Although "formal" security policy-making process is still largely in the exclusive domain of the Supreme leader, this paper argues that the Iran-Iraq war has considerably affected the engagement of institutions and organizations in security related policy-making structures in Iran.
The approach to this analysis will be based on interviews, analysis of the content of available archives and discourse analysis. I will be choosing different security decision-making cases as examples. In order to assure that the argument in this respect provides a credible analysis, capturing factors leading to crisis decision-making, I will pick my cases from a combination of crisis decision-making in regional and international security terms together with cases assessed as being of low-risk but nonetheless invoking the same decision-making mechanisms.

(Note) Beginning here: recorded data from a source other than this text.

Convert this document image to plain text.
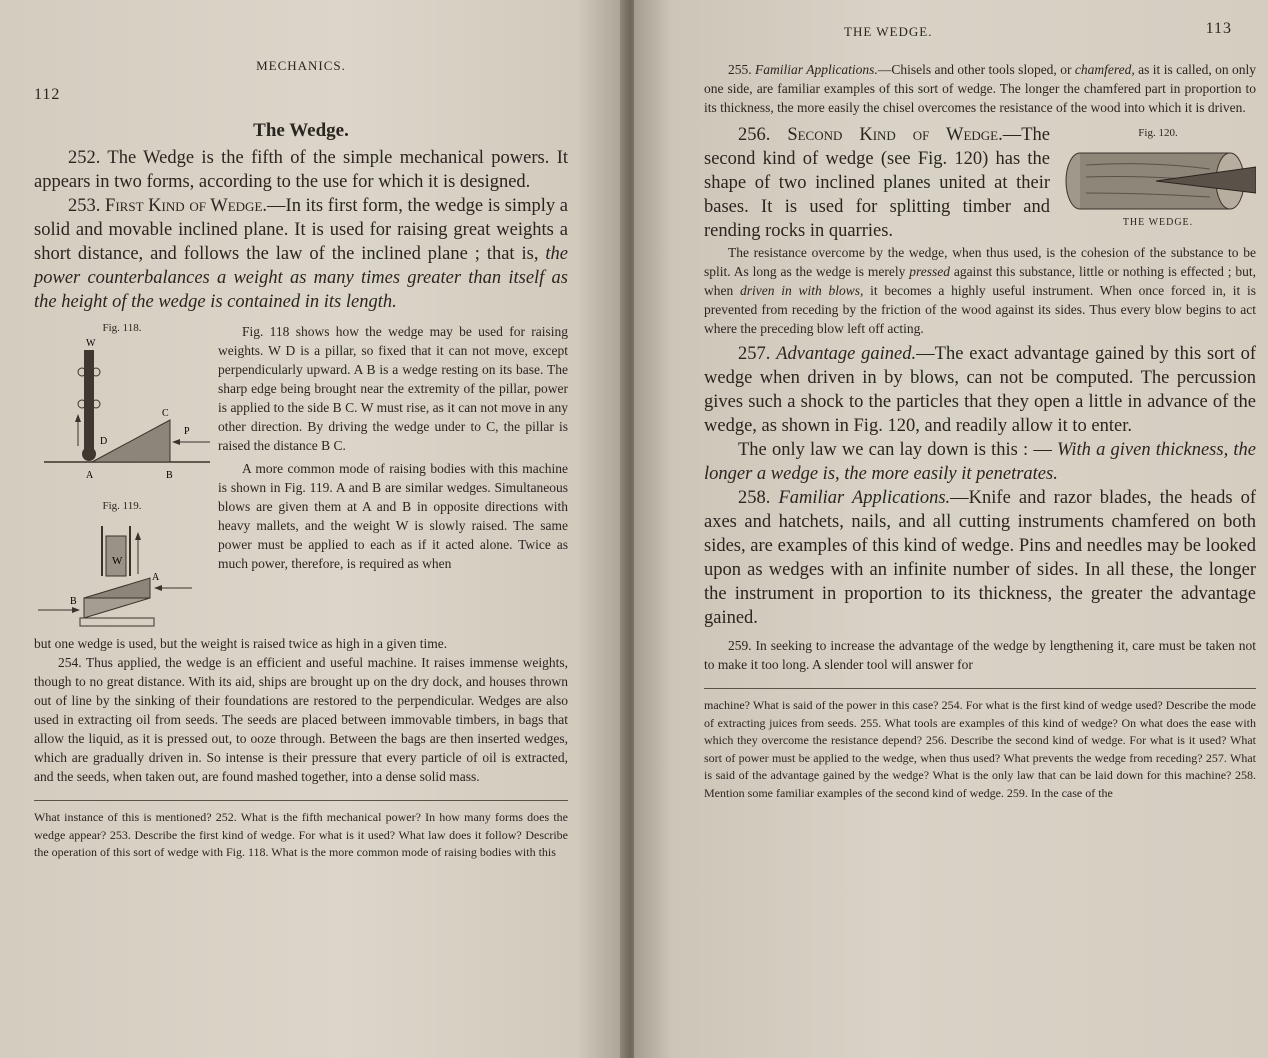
MECHANICS.
112
The Wedge.

252. The Wedge is the fifth of the simple mechanical powers. It appears in two forms, according to the use for which it is designed.

253. First Kind of Wedge.—In its first form, the wedge is simply a solid and movable inclined plane. It is used for raising great weights a short distance, and follows the law of the inclined plane ; that is, the power counterbalances a weight as many times greater than itself as the height of the wedge is contained in its length.

Fig. 118.
W
D
A	B
C
P
Fig. 119.
W
A
B

Fig. 118 shows how the wedge may be used for raising weights. W D is a pillar, so fixed that it can not move, except perpendicularly upward. A B is a wedge resting on its base. The sharp edge being brought near the extremity of the pillar, power is applied to the side B C. W must rise, as it can not move in any other direction. By driving the wedge under to C, the pillar is raised the distance B C.

A more common mode of raising bodies with this machine is shown in Fig. 119. A and B are similar wedges. Simultaneous blows are given them at A and B in opposite directions with heavy mallets, and the weight W is slowly raised. The same power must be applied to each as if it acted alone. Twice as much power, therefore, is required as when

but one wedge is used, but the weight is raised twice as high in a given time.

254. Thus applied, the wedge is an efficient and useful machine. It raises immense weights, though to no great distance. With its aid, ships are brought up on the dry dock, and houses thrown out of line by the sinking of their foundations are restored to the perpendicular. Wedges are also used in extracting oil from seeds. The seeds are placed between immovable timbers, in bags that allow the liquid, as it is pressed out, to ooze through. Between the bags are then inserted wedges, which are gradually driven in. So intense is their pressure that every particle of oil is extracted, and the seeds, when taken out, are found mashed together, into a dense solid mass.

What instance of this is mentioned? 252. What is the fifth mechanical power? In how many forms does the wedge appear? 253. Describe the first kind of wedge. For what is it used? What law does it follow? Describe the operation of this sort of wedge with Fig. 118. What is the more common mode of raising bodies with this

THE WEDGE.	113

255. Familiar Applications.—Chisels and other tools sloped, or chamfered, as it is called, on only one side, are familiar examples of this sort of wedge. The longer the chamfered part in proportion to its thickness, the more easily the chisel overcomes the resistance of the wood into which it is driven.

256. Second Kind of Wedge.—The second kind of wedge (see Fig. 120) has the shape of two inclined planes united at their bases. It is used for splitting timber and rending rocks in quarries.

Fig. 120.
THE WEDGE.

The resistance overcome by the wedge, when thus used, is the cohesion of the substance to be split. As long as the wedge is merely pressed against this substance, little or nothing is effected ; but, when driven in with blows, it becomes a highly useful instrument. When once forced in, it is prevented from receding by the friction of the wood against its sides. Thus every blow begins to act where the preceding blow left off acting.

257. Advantage gained.—The exact advantage gained by this sort of wedge when driven in by blows, can not be computed. The percussion gives such a shock to the particles that they open a little in advance of the wedge, as shown in Fig. 120, and readily allow it to enter.

The only law we can lay down is this : — With a given thickness, the longer a wedge is, the more easily it penetrates.

258. Familiar Applications.—Knife and razor blades, the heads of axes and hatchets, nails, and all cutting instruments chamfered on both sides, are examples of this kind of wedge. Pins and needles may be looked upon as wedges with an infinite number of sides. In all these, the longer the instrument in proportion to its thickness, the greater the advantage gained.

259. In seeking to increase the advantage of the wedge by lengthening it, care must be taken not to make it too long. A slender tool will answer for

machine? What is said of the power in this case? 254. For what is the first kind of wedge used? Describe the mode of extracting juices from seeds. 255. What tools are examples of this kind of wedge? On what does the ease with which they overcome the resistance depend? 256. Describe the second kind of wedge. For what is it used? What sort of power must be applied to the wedge, when thus used? What prevents the wedge from receding? 257. What is said of the advantage gained by the wedge? What is the only law that can be laid down for this machine? 258. Mention some familiar examples of the second kind of wedge. 259. In the case of the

The paper thus argues that bureaucracies and institution have gained an important role in security policy-making structures in Iran, through "formal" and "informal" action channels. It concludes that the security related policies is tilting towards reflecting different organizational and strategic standpoints on each issue. Thus, the institutional and bureaucratic mechanisms have had an increasing role in shaping the security-related decisions.
-
Dr. Negin Nabavi
The aftermath of the disputed presidential elections in June 2009 stunned not only the world but also the leaders of the Islamic Republic. Whereas on the surface, the elections seem to have ushered in a second term for Mahmoud Ahmadinejad, the street demonstrations as well as the acts of resistance and defiance by those who continue to argue that their 'vote was stolen', show that the elections have, in fact, helped to broaden the base and appeal of a reformist opposition movement which having been considered largely ineffective if not 'dead' by 2006, has now been given new life in its most recent reincarnation as the 'Green Movement.'
This paper considers the genealogy of the Green Movement. More specifically, it examines the reformist movement from its earliest days on two levels, as discourse and as political project. That is, by using the reformist press as the main source of enquiry, this paper will, in the first place, discuss what was understood by reform and reformism in the early years, at the height of the movement between 1998 and 2000, and thus outline its key components and principles. It will, in particular, delineate the debate that took place among reformists such as Said Hajjarian, Alireza Alavitabar, Abbas Abdi and Seyyed Morteza Mardiha (among others) regarding the definition of 'reform' as opposed to 'revolution', and argue that the reformist discourse, from the outset, was neither pre-packaged nor its parameters well-defined. In fact, its main characteristic was its multi-vocality as well as the fact that it lacked ideology. Secondly, by examining the instances when reformism emerged as a political project, that is as a means to achieve power, as in the cases of Muhammad Khatami's two presidencies, or the recent presidential campaign of Mir-Hossein Moussavi in summer 2009, this paper will assess the paradoxes and inconsistencies of the reformist movement on the one hand, and on the other, speculate on its ability to adapt and adjust to changing times.